The Oracle NoSQL Database is a compliment to the Oracle Database. These days, there are new types of data and new workloads being serviced by database technologies, so its becoming more of a "right tool for the job" database landscape.
When the types of data in the application are frequently changing ( agile production apps ) or are semi-structured ( read nested ) and at the same time you have a lot of that data and it requires fairly simple low latency access to it ( e.g. get by key or get a bunch in a key range ), then that is the kind of workload that fits with the Oracle NoSQL Database. Because the data and its access is pretty simple, it is easy to replicate and spread around on lots of machines so it can be scaled out to handle a very large number of users and data.

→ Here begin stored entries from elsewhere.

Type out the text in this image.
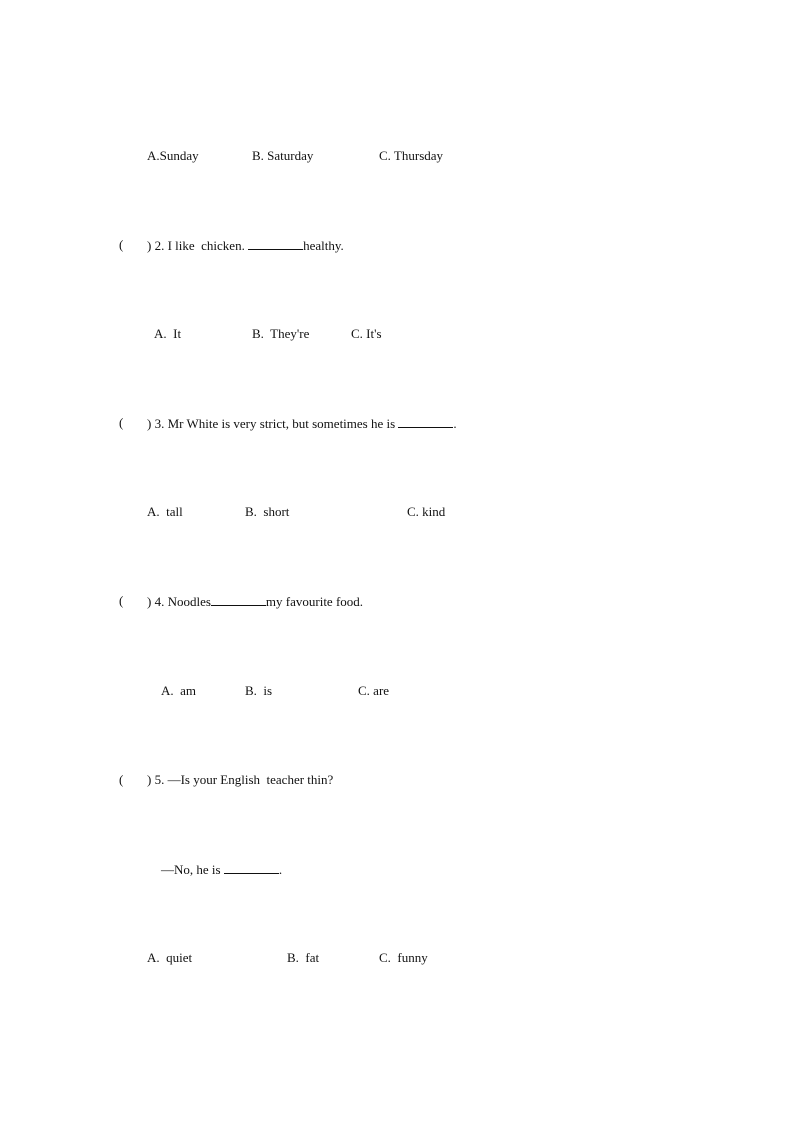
A.Sunday	B. Saturday	C. Thursday
( ) 2. I like  chicken.	healthy.
A.  It	B.  They're	C. It's
( ) 3. Mr White is very strict, but sometimes he is	.
A.  tall	B.  short	C. kind
( ) 4. Noodles	my favourite food.
A.  am	B.  is	C. are
( ) 5. —Is your English  teacher thin?
—No, he is	.
A.  quiet	B.  fat	C.  funny
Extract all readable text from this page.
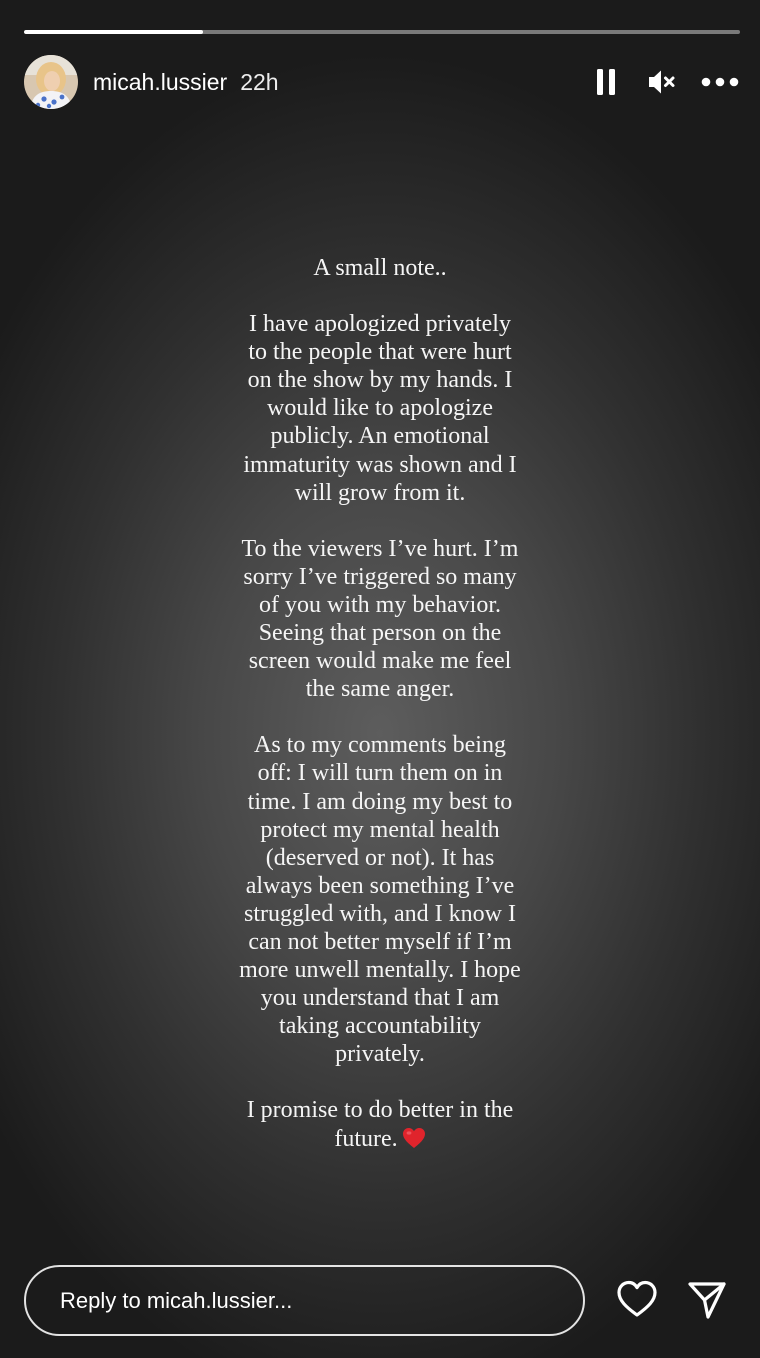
micah.lussier 22h
A small note..
I have apologized privately
to the people that were hurt
on the show by my hands. I
would like to apologize
publicly. An emotional
immaturity was shown and I
will grow from it.
To the viewers I’ve hurt. I’m
sorry I’ve triggered so many
of you with my behavior.
Seeing that person on the
screen would make me feel
the same anger.
As to my comments being
off: I will turn them on in
time. I am doing my best to
protect my mental health
(deserved or not). It has
always been something I’ve
struggled with, and I know I
can not better myself if I’m
more unwell mentally. I hope
you understand that I am
taking accountability
privately.
I promise to do better in the
future.
Reply to micah.lussier...
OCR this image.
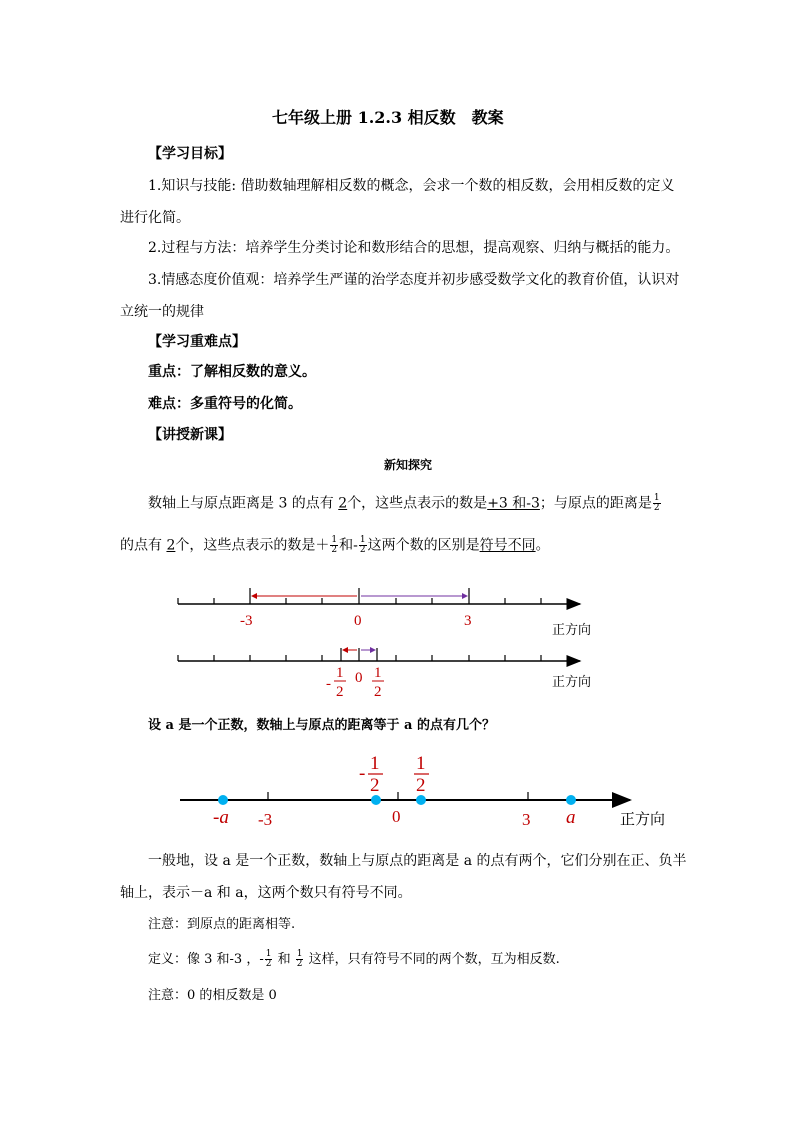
七年级上册 1.2.3 相反数　教案
【学习目标】
1.知识与技能: 借助数轴理解相反数的概念，会求一个数的相反数，会用相反数的定义
进行化简。
2.过程与方法：培养学生分类讨论和数形结合的思想，提高观察、归纳与概括的能力。
3.情感态度价值观：培养学生严谨的治学态度并初步感受数学文化的教育价值，认识对
立统一的规律
【学习重难点】
重点：了解相反数的意义。
难点：多重符号的化简。
【讲授新课】
新知探究
数轴上与原点距离是 3 的点有 2个，这些点表示的数是+3 和-3；与原点的距离是 $\frac{1}{2}$
的点有 2个，这些点表示的数是＋ $\frac{1}{2}$ 和- $\frac{1}{2}$ 这两个数的区别是符号不同。
-3	0	3
正方向
-
1
2
0 1
2
正方向
设 a 是一个正数，数轴上与原点的距离等于 a 的点有几个？
-a -3	0	3 a
- 1
2
1
2
正方向
一般地，设 a 是一个正数，数轴上与原点的距离是 a 的点有两个，它们分别在正、负半
轴上，表示－a 和 a，这两个数只有符号不同。
注意：到原点的距离相等.
定义：像 3 和-3 ，- $\frac{1}{2}$ 和 $\frac{1}{2}$ 这样，只有符号不同的两个数，互为相反数.
注意：0 的相反数是 0
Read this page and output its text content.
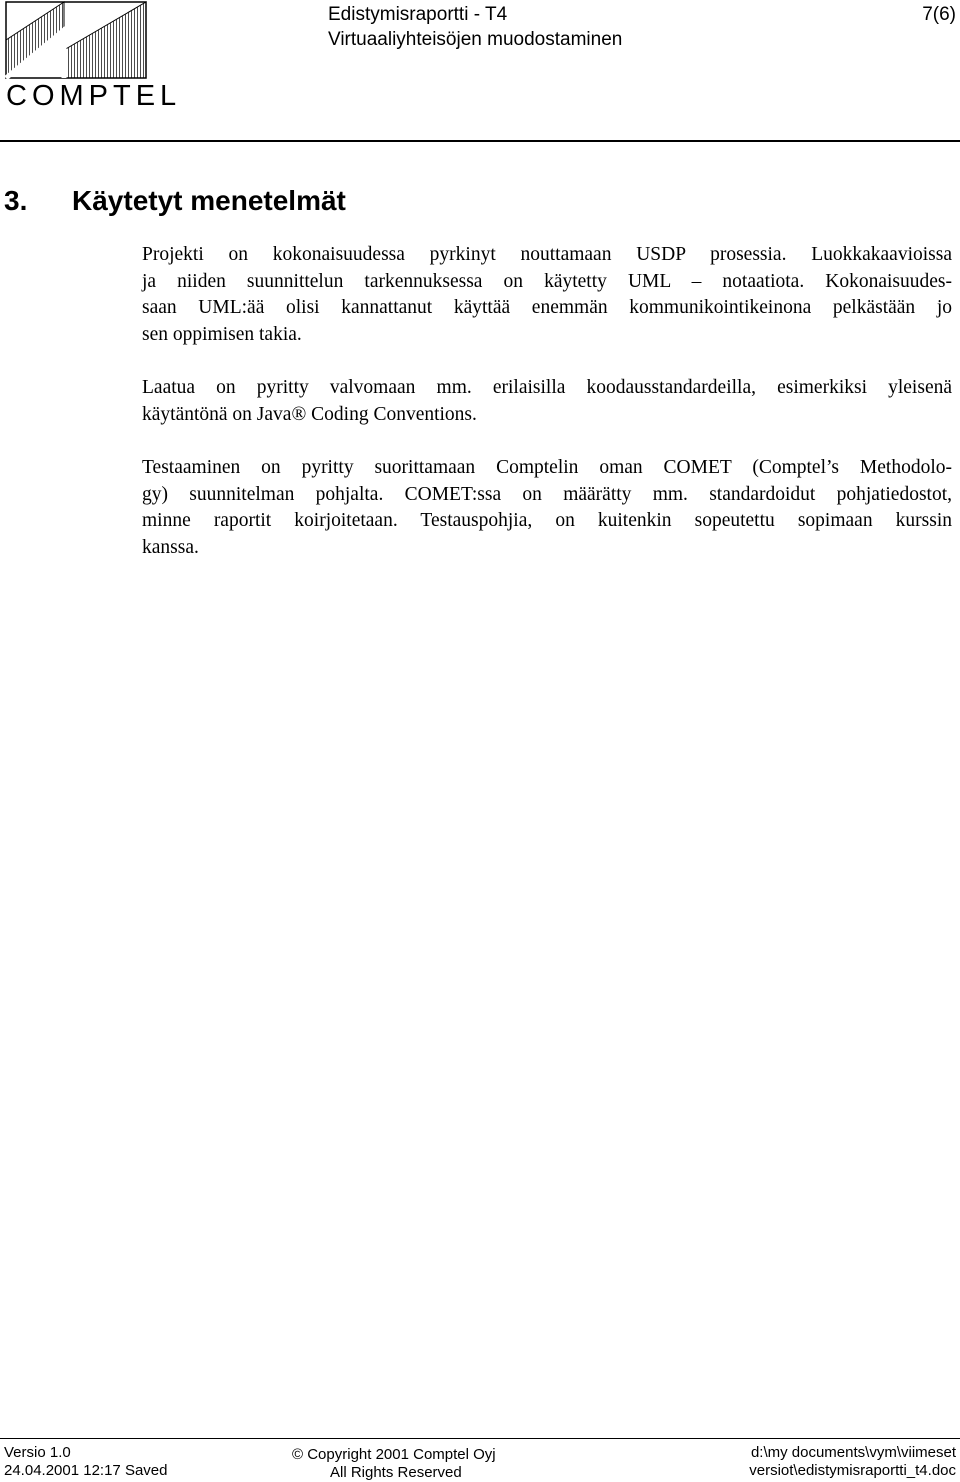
COMPTEL
Edistymisraportti - T4
Virtuaaliyhteisöjen muodostaminen
7(6)
3. Käytetyt menetelmät
Projekti on kokonaisuudessa pyrkinyt nouttamaan USDP prosessia. Luokkakaavioissa
ja niiden suunnittelun tarkennuksessa on käytetty UML – notaatiota. Kokonaisuudes-
saan UML:ää olisi kannattanut käyttää enemmän kommunikointikeinona pelkästään jo
sen oppimisen takia.
Laatua on pyritty valvomaan mm. erilaisilla koodausstandardeilla, esimerkiksi yleisenä
käytäntönä on Java® Coding Conventions.
Testaaminen on pyritty suorittamaan Comptelin oman COMET (Comptel’s Methodolo-
gy) suunnitelman pohjalta. COMET:ssa on määrätty mm. standardoidut pohjatiedostot,
minne raportit koirjoitetaan. Testauspohjia, on kuitenkin sopeutettu sopimaan kurssin
kanssa.
Versio 1.0
24.04.2001 12:17 Saved
© Copyright 2001 Comptel Oyj
All Rights Reserved
d:\my documents\vym\viimeset
versiot\edistymisraportti_t4.doc
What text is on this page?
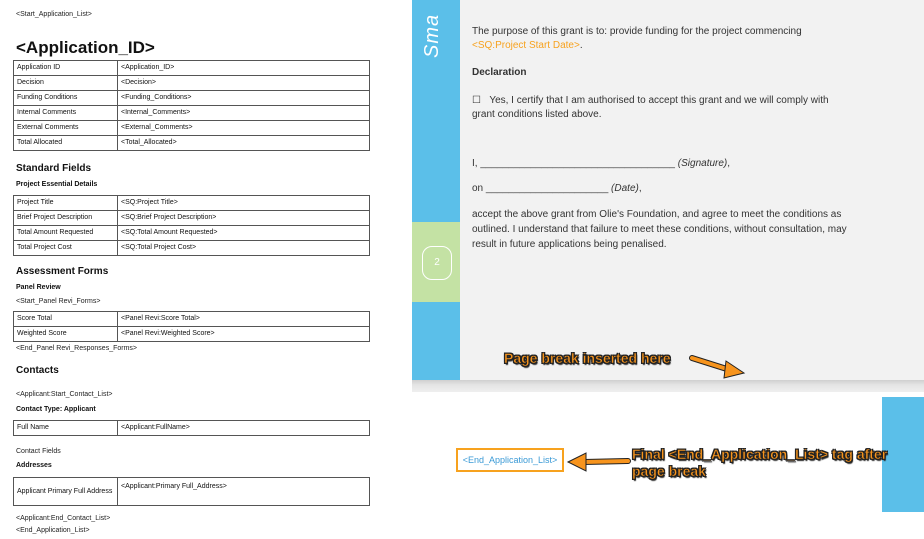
<Start_Application_List>
<Application_ID>
Application ID	<Application_ID>
Decision	<Decision>
Funding Conditions	<Funding_Conditions>
Internal Comments	<Internal_Comments>
External Comments	<External_Comments>
Total Allocated	<Total_Allocated>
Standard Fields
Project Essential Details
Project Title	<SQ:Project Title>
Brief Project Description	<SQ:Brief Project Description>
Total Amount Requested	<SQ:Total Amount Requested>
Total Project Cost	<SQ:Total Project Cost>
Assessment Forms
Panel Review
<Start_Panel Revi_Forms>
Score Total	<Panel Revi:Score Total>
Weighted Score	<Panel Revi:Weighted Score>
<End_Panel Revi_Responses_Forms>
Contacts
<Applicant:Start_Contact_List>
Contact Type: Applicant
Full Name	<Applicant:FullName>
Contact Fields
Addresses
Applicant Primary Full Address	<Applicant:Primary Full_Address>
<Applicant:End_Contact_List>
<End_Application_List>
Sma
2

The purpose of this grant is to: provide funding for the project commencing

<SQ:Project Start Date>.

Declaration

☐ Yes, I certify that I am authorised to accept this grant and we will comply with

grant conditions listed above.

I, ___________________________________ (Signature),

on ______________________ (Date),

accept the above grant from Olie's Foundation, and agree to meet the conditions as

outlined. I understand that failure to meet these conditions, without consultation, may

result in future applications being penalised.

<End_Application_List>
Page break inserted here
Final <End_Application_List> tag after
page break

Hadoop on the other hand, is largely for processing unstructured data that is extremely large in volume. Things like web log records that are looking a each and every click on a web site. All those log events get dumped into a special file system (HDFS) and then Hadoop's MapReduce framework can grab big chunks of that data ( in parallel ) and scan through it all and filter and transform it into something more suited for one of the other database technologies. So, more often than not, Hadoop is used along with either a NoSQL or a Relational database. When Hadoop runs, it is a batch processes that literally touches every piece of data in all the files targeted by the MapReduce operation. So, it is slow in some respects, though when you consider it can do this on a Petabyte of data, for this kind of workload it is in relative terms "fast'.
The Oracle Database is pretty well understood, well suited for complex access of data in a well defined schema using SQL where JOINs are a fundamental aspect of the data access. The various flavors allow you to run from basic small server installs to higher end multi core servers and even high end engineered systems when more data or speed is required and then also to things like RAC when high availability and scale up comes into play.
More likely than not, all of these technologies will come to play in the data management space. If you are a database guy, getting to know about them is a good thing, so I would recommend reading some documentation and getting aware of the different terminology and architecture. Then when a project comes along you will be familiar with the discussions that will happen.